Deploy And Release Procedure
When working across our repositories you will at some stage need to deploy or release code changes. While the exact process varies across repositories, this page contains generalised guidance that can be applied in different contexts — whether you are shipping a web application, a data pipeline, a package, or a configuration change. We use continuous deployment to minimise the manual work needed by developers. For a deeper understanding of how our CI/CD pipelines are structured and what they must do, see the CI/CD strategy.
Step 1: Create a PR and ensure tests are passing
No code should be pushed directly into the main branch. Always create a new branch to hold your changes and raise a pull request (PR) from it.
A PR is how code changes are shared and reviewed across the team. Our CI/CD pipelines should automatically trigger tests against your branch — ensure all of these are passing before you progress. Failing tests likely indicate something is broken in your code. See the CI/CD strategy — Test for what the test workflow must cover.
For guidance on how to raise a PR and request a review effectively, see the Pull Request best practices.
For applications: our CI/CD pipelines in GitHub build and publish a new Docker image on each push to a branch. Ensure the image builds successfully as part of this step.

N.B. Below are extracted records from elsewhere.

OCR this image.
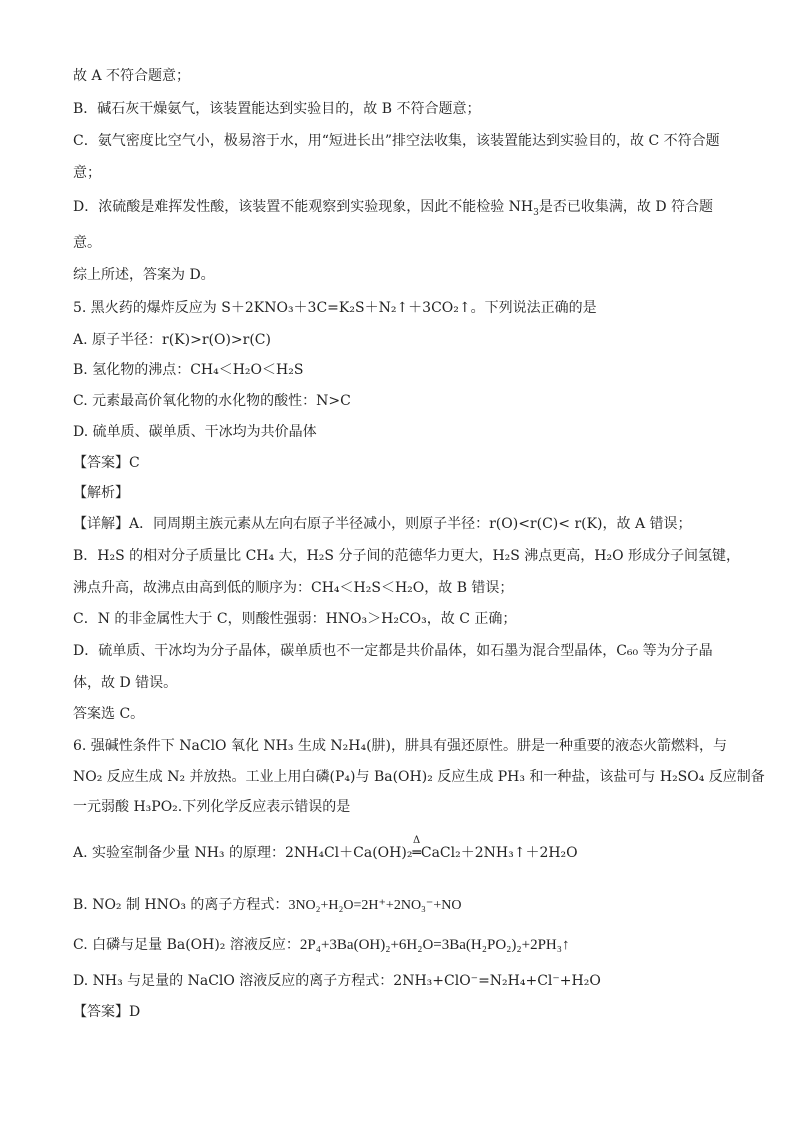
故 A 不符合题意；
B．碱石灰干燥氨气，该装置能达到实验目的，故 B 不符合题意；
C．氨气密度比空气小，极易溶于水，用“短进长出”排空法收集，该装置能达到实验目的，故 C 不符合题
意；
D．浓硫酸是难挥发性酸，该装置不能观察到实验现象，因此不能检验 $NH_3$是否已收集满，故 D 符合题
意。
综上所述，答案为 D。
5. 黑火药的爆炸反应为 S＋2KNO₃＋3C=K₂S＋N₂↑＋3CO₂↑。下列说法正确的是
A. 原子半径：r(K)>r(O)>r(C)
B. 氢化物的沸点：CH₄＜H₂O＜H₂S
C. 元素最高价氧化物的水化物的酸性：N>C
D. 硫单质、碳单质、干冰均为共价晶体
【答案】C
【解析】
【详解】A．同周期主族元素从左向右原子半径减小，则原子半径：r(O)<r(C)< r(K)，故 A 错误；
B．H₂S 的相对分子质量比 CH₄ 大，H₂S 分子间的范德华力更大，H₂S 沸点更高，H₂O 形成分子间氢键，
沸点升高，故沸点由高到低的顺序为：CH₄＜H₂S＜H₂O，故 B 错误；
C．N 的非金属性大于 C，则酸性强弱：HNO₃＞H₂CO₃，故 C 正确；
D．硫单质、干冰均为分子晶体，碳单质也不一定都是共价晶体，如石墨为混合型晶体，C₆₀ 等为分子晶
体，故 D 错误。
答案选 C。
6. 强碱性条件下 NaClO 氧化 NH₃ 生成 N₂H₄(肼)，肼具有强还原性。肼是一种重要的液态火箭燃料，与
NO₂ 反应生成 N₂ 并放热。工业上用白磷(P₄)与 Ba(OH)₂ 反应生成 PH₃ 和一种盐，该盐可与 H₂SO₄ 反应制备
一元弱酸 H₃PO₂.下列化学反应表示错误的是
A. 实验室制备少量 NH₃ 的原理：2NH₄Cl＋Ca(OH)₂
Δ
═CaCl₂＋2NH₃↑＋2H₂O
B. NO₂ 制 HNO₃ 的离子方程式：3NO₂+H₂O=2H⁺+2NO₃⁻+NO
C. 白磷与足量 Ba(OH)₂ 溶液反应：2P₄+3Ba(OH)₂+6H₂O=3Ba(H₂PO₂)₂+2PH₃↑
D. NH₃ 与足量的 NaClO 溶液反应的离子方程式：2NH₃+ClO⁻=N₂H₄+Cl⁻+H₂O
【答案】D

Step 2: Test your changes in an appropriate environment
Before merging, it is worth validating that your changes work correctly outside of your local machine. What this looks like depends on the type of change:
- Applications: deploy to the development environment in AWS to confirm the change works in a live cloud environment. This is an opportunity for manual testing or user testing if you are on a product-focused team. It also verifies that configuration changes deploy correctly. When deploying to development, monitor the deployment notifications raised in the relevant Slack channel. Note that there is only one dev environment — check with your team before using it for prolonged periods or if another deployment is already in progress.
- Data pipelines: run the pipeline locally or against a test dataset to confirm the output is correct.
- Packages or libraries: verify the package can be installed and used correctly by a consuming project.
This step may not be necessary for smaller or lower-risk changes, but it is always worth considering before proceeding.
Step 3: Get a PR review and merge into the main branch
Before your code can be deployed to any shared environment, it must be reviewed by another developer. See the Pull Request best practices for guidance on organising reviews and what both the author and reviewer are responsible for — including the important point that merging is the responsibility of the PR author, not the reviewer.
The review process may result in further changes being requested. Ensure all tests are still passing after any updates — tests are automatically re-triggered on each push, but it is good practice to run them locally before pushing.
Once the PR is approved and tests are green, merge into main.
Note: failing tests should block merges into main. If this is not the case for your repository, reach out to the infrastructure team to improve the CI/CD pipeline.
Step 4: Monitor the deployment or release
After merging, the next steps depend on the type of change:
- Applications: merging into
maintriggers the CI/CD pipeline, which publishes new images and deploys them to staging (and development) automatically using a blue-green deployment via AWS CodeDeploy. Monitor the deployment notifications in the relevant Slack channel to confirm the staging deployment completes without being rolled back. Once deployed, do a brief round of manual testing in staging before the change is promoted to production by an admin. See the CI/CD strategy — For Applications for more detail on how this works. - Data pipelines: verify the next scheduled run completes successfully and produces the expected output. Check any alerting or monitoring dashboards relevant to the pipeline.
- Packages: confirm the published version is available and that any consuming projects can install and use it correctly.
If anything goes wrong at any stage, or if you have questions, reach out to the infrastructure team for help.